Nurturing Relationships
Healthy relationships are an important part of our lives, part of having a healthy relationship is having boundaries in place, such as;
Physical boundaries: your body and space, you have the right to autonomy over your body and personal space. No one has the right to touch you or invade your personal space without your express permission.
Emotional/intellectual boundaries: Emotional boundaries are about refusing to discuss topics you find inappropriate, or letting people emotionally dump on you or let other dismiss your emotions. Intellectual boundaries are not talking to people who belittle you and also means respecting others - even if we don’t agree with their opinions.

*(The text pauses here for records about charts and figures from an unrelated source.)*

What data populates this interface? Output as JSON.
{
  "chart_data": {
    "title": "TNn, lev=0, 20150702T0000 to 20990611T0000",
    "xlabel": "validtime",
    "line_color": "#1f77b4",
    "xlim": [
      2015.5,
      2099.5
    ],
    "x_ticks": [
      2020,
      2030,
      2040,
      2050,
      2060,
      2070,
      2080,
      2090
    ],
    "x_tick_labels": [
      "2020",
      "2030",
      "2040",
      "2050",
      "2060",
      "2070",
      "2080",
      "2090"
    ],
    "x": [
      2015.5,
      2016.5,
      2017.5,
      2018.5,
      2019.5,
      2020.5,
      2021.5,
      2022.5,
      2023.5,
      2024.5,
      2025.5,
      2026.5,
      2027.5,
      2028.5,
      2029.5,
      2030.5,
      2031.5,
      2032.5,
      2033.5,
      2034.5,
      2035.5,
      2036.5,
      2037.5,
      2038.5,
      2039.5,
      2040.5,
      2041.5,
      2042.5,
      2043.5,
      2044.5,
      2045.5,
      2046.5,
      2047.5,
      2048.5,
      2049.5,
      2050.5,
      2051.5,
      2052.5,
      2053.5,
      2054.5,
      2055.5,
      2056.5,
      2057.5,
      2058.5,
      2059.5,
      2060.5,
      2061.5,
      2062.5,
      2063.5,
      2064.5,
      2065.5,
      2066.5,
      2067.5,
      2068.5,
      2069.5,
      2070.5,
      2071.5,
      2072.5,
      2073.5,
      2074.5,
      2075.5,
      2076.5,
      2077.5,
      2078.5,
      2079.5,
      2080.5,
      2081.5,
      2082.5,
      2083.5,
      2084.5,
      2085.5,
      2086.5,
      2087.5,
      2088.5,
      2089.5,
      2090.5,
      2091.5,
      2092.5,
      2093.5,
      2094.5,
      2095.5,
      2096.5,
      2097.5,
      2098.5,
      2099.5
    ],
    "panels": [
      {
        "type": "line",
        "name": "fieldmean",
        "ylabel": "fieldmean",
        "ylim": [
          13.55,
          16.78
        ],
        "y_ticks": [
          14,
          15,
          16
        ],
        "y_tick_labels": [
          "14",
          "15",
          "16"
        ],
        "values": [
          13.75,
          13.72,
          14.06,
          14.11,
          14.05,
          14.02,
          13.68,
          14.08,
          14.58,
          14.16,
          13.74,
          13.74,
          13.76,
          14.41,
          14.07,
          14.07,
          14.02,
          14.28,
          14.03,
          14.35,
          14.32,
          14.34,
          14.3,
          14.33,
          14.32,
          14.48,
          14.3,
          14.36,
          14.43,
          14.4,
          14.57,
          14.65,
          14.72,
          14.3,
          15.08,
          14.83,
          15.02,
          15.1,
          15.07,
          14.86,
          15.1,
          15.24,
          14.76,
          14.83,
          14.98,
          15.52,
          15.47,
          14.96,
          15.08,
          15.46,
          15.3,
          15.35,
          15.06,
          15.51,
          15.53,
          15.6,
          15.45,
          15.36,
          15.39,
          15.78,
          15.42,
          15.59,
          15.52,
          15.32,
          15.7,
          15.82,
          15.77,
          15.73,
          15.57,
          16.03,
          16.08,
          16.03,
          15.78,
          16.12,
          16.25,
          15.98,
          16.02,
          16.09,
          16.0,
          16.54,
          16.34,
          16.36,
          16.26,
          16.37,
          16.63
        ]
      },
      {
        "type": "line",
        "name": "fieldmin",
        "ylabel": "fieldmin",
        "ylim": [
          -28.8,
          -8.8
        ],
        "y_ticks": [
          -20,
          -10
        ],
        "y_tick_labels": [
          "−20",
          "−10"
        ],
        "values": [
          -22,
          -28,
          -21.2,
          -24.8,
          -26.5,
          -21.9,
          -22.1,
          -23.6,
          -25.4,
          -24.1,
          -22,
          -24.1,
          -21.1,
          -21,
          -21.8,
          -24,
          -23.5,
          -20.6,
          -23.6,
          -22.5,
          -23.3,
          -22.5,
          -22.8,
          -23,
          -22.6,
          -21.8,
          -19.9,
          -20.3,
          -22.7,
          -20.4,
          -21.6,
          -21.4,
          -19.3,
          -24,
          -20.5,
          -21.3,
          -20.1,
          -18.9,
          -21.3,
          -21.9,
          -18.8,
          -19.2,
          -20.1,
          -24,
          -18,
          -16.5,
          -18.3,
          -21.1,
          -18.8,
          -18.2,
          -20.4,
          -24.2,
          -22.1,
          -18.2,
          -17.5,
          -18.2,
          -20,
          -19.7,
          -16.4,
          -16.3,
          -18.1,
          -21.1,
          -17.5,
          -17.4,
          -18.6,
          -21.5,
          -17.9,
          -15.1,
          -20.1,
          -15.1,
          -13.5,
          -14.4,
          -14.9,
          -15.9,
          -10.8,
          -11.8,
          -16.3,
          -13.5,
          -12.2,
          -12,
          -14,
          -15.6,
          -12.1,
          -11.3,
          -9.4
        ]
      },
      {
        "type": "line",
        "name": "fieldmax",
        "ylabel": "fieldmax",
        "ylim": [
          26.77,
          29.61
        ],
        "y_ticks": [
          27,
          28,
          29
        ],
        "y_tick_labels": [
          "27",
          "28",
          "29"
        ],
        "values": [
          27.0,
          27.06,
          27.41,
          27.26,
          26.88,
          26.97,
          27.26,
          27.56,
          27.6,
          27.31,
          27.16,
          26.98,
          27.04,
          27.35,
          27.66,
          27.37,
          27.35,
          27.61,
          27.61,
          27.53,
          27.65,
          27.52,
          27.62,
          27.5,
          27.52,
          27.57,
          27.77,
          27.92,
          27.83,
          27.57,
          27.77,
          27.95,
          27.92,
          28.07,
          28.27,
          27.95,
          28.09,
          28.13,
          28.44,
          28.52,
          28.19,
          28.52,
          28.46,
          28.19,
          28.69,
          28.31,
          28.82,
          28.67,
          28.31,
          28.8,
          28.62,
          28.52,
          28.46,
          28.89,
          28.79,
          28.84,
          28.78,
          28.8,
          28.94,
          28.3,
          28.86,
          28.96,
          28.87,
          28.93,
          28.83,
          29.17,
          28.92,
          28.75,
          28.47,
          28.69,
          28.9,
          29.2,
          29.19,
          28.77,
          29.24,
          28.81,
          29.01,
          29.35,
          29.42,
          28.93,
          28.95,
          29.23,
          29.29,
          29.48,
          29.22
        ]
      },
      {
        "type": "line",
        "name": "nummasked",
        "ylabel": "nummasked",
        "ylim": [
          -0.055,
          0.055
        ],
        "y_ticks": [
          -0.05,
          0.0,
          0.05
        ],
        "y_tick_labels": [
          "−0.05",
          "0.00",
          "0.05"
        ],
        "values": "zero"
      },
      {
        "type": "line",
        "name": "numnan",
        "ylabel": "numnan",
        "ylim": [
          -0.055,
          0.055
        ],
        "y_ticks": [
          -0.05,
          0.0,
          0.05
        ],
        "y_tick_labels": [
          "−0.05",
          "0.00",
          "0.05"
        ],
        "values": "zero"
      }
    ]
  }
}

This is about feeling safe to express our own opinions, so long as they do not infringe on the literal safety of others. It means having an awareness of what an appropriate discussion is in the setting we are in.
Spiritual boundaries: Your beliefs. Being able to have your own view and opinion on beliefs/morals while also respecting that other’s opinions may be different.
Material boundaries: possessions/money. Some may find it uncomfortable discussing topics like money, earnings and expenditure, if this is the case, relay this to your partner.
Again, it is important to express your thoughts on these topics to ensure you are comfortable. When it comes to possessions, this boundary depends on your individual relationships. For example, you might let your parent borrow your caravan for the weekend, but not a friend who you rarely see.
Attachment
Attachment theory explains how innately we desire an emotional bond with a parent/caregiver. Depending on the nature of this bond i.e., caring, abusive or negligent, etc, this can impact our relationships and ability to bond with others in our later years.
Attachment theory explains how our emotional bond with our parents/caregivers impacts and affect our relationships in later life. There are 4 types of attachment styles;
Secure (in younger years) - needs wholly satisfied, feeling loved, cared for, and mostly happy. Those with a secure attachment style find it easy to make friendships and are more secure in themselves finding it easy to trust others and form romantic relationships.
Dismissive/avoidant (In younger years) - come from a neglectful home, feeling they can only trust themselves. People with a dismissive/avoidant attachment style are hesitant to get close to people, keeping people distant and fearing intimacy.
Anxious/pre-occupied (in younger years) - needs not always valued, doubting self and self-worth. People with an Anxious/preoccupied attachment style may have a fear of abandonment, and that their partner will leave them. Often they will require reassurance from relationships regularly.
Disorganised (In younger years) - Coming from an abusive home, and being emotionally numb. These people have a hard time forming meaningful relationships as they both feel a need to be loved and are wary of developing a romantic relationship.